The New Theory of Disuse revolutionized the understanding of human memory by replacing the single-dimension model (strong memory versus weak memory) with a two-dimension architecture. Storage strength reflects how richly and deeply an item is encoded—how many connections it has to other knowledge, how well integrated it is into the broader cognitive structure. Retrieval strength reflects how easily the item can be accessed at a given moment. The two dimensions are independent: a childhood memory may have high storage strength but low current retrieval strength (hard to access but rich when retrieved); a phone number just looked up has high retrieval strength but minimal storage strength (easy to access, gone in minutes). This independence resolves the paradox of desirable difficulties: spacing, generation, and interleaving reduce current retrieval strength (making practice feel harder) while building storage strength (making retention stronger).
The theory's most provocative claim reframes forgetting as adaptive rather than pathological. Forgetting is not the decay of stored information but the reduction of retrieval strength—a resource-management operation that suppresses currently irrelevant items to improve access to currently relevant ones. A memory system that never forgot would drown in interference, unable to prioritize. The brain's 'forgetting' is analogous to a search engine's ranking algorithm: both suppress some results to make others more accessible. The analogy illuminates AI's cognitive impact—when external systems maintain permanent retrieval strength for all information, the brain's adaptive suppression mechanism loses its function.
Bjork and Bjork's framework predicted, with uncomfortable precision, what large-scale AI adoption would do to human memory architecture. When AI maintains external retrieval strength for any information the user might need, the conditions that build storage strength—effortful retrieval after partial forgetting—never occur. The user develops a specific cognitive profile: permanently high retrieval strength (via the tool) and permanently low storage strength (because the conditions for building it have been systematically eliminated). The profile feels like competence—the user always has the answer—but lacks the internal architecture that genuine understanding requires.
The theory distinguished three routes to building storage strength, each corresponding to a desirable difficulty. First, spaced retrieval after partial forgetting—the effortful reconstruction from a degraded trace deposits deeper encoding than maintenance from a fresh trace. Second, generative processing—producing an answer activates associative networks that receiving an answer does not engage. Third, varied encoding contexts—learning the same material under different conditions builds flexible representations that single-context learning cannot produce. AI tools, in their default design, bypass all three routes.
The New Theory of Disuse appeared in 1992 as a chapter in the festschrift for William K. Estes, Bjork's doctoral mentor at Stanford. The theory emerged from Bjork's three-decade engagement with retrieval inhibition, interference, and the mechanisms by which memory access is regulated. The framework built on earlier two-process theories (short-term versus long-term memory, familiarity versus recollection) but rejected their anatomical commitments in favor of a purely functional distinction grounded in retrieval dynamics.

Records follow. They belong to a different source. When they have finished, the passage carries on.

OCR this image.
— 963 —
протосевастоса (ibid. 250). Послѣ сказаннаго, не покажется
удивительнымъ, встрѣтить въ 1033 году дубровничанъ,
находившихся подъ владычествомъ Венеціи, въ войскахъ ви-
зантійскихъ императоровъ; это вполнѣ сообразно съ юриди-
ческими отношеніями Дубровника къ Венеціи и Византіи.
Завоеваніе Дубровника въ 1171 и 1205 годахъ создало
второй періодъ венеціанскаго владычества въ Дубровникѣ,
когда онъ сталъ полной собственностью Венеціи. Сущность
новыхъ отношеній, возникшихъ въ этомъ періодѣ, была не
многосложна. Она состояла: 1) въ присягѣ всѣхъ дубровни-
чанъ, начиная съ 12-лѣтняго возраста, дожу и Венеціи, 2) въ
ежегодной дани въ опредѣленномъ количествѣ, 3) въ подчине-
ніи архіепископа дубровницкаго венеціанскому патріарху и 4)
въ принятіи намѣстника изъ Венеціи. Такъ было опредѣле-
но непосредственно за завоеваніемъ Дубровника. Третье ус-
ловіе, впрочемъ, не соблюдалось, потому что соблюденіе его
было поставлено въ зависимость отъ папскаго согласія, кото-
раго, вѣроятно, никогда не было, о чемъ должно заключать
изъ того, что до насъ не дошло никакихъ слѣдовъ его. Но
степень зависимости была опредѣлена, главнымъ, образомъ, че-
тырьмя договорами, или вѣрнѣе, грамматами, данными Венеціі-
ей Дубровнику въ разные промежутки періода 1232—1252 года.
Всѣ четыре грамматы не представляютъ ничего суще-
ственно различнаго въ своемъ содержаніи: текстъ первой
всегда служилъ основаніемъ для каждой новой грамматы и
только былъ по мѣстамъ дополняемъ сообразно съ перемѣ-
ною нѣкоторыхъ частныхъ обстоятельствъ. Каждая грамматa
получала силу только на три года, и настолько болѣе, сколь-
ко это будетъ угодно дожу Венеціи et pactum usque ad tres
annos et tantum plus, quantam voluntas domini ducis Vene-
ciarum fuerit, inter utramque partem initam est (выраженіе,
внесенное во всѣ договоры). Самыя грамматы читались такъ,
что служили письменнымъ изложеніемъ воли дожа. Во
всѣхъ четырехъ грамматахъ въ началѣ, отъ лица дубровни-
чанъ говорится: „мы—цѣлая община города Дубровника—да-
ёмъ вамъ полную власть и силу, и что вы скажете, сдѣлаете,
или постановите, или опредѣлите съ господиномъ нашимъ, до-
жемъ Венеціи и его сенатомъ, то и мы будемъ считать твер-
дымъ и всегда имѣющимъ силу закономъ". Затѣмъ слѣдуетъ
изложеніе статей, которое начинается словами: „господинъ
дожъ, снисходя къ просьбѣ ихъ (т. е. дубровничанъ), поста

Elizabeth Ligon Bjork's collaboration was decisive—her expertise in metacognition and judgments of learning provided the empirical foundation for understanding how learners assess their own memory strength and why those assessments systematically diverge from actual retention. The joint research program demonstrated that learners' confidence tracks retrieval strength, not storage strength, explaining why massed practice (which maximizes current retrieval strength) feels more effective than spaced practice (which builds storage strength at the cost of current retrieval ease).
Two strengths, one memory. Every item in memory has storage strength (depth of encoding, associative richness) and retrieval strength (current accessibility)—independent dimensions that common intuition and most educational practice conflate into a single 'memory strength.'
Forgetting is suppression, not decay. Retrieval strength declines not because stored information erodes but because competing items interfere, and the brain adaptively reduces retrieval strength for currently irrelevant information—a curation mechanism AI disrupts by maintaining external permanent access.
Desirable difficulties build storage strength. Spacing, generation, and interleaving reduce current retrieval strength (making practice feel harder) while building storage strength (making retention stronger)—the mechanism resolving the paradox that difficulty during learning predicts success during application.
External retrieval prevents internal encoding. AI tools that maintain permanent external retrieval strength eliminate the drop in retrieval strength that triggers effortful re-learning—preventing the cycle of forgetting and re-retrieval that builds storage strength, leaving users with access but not understanding.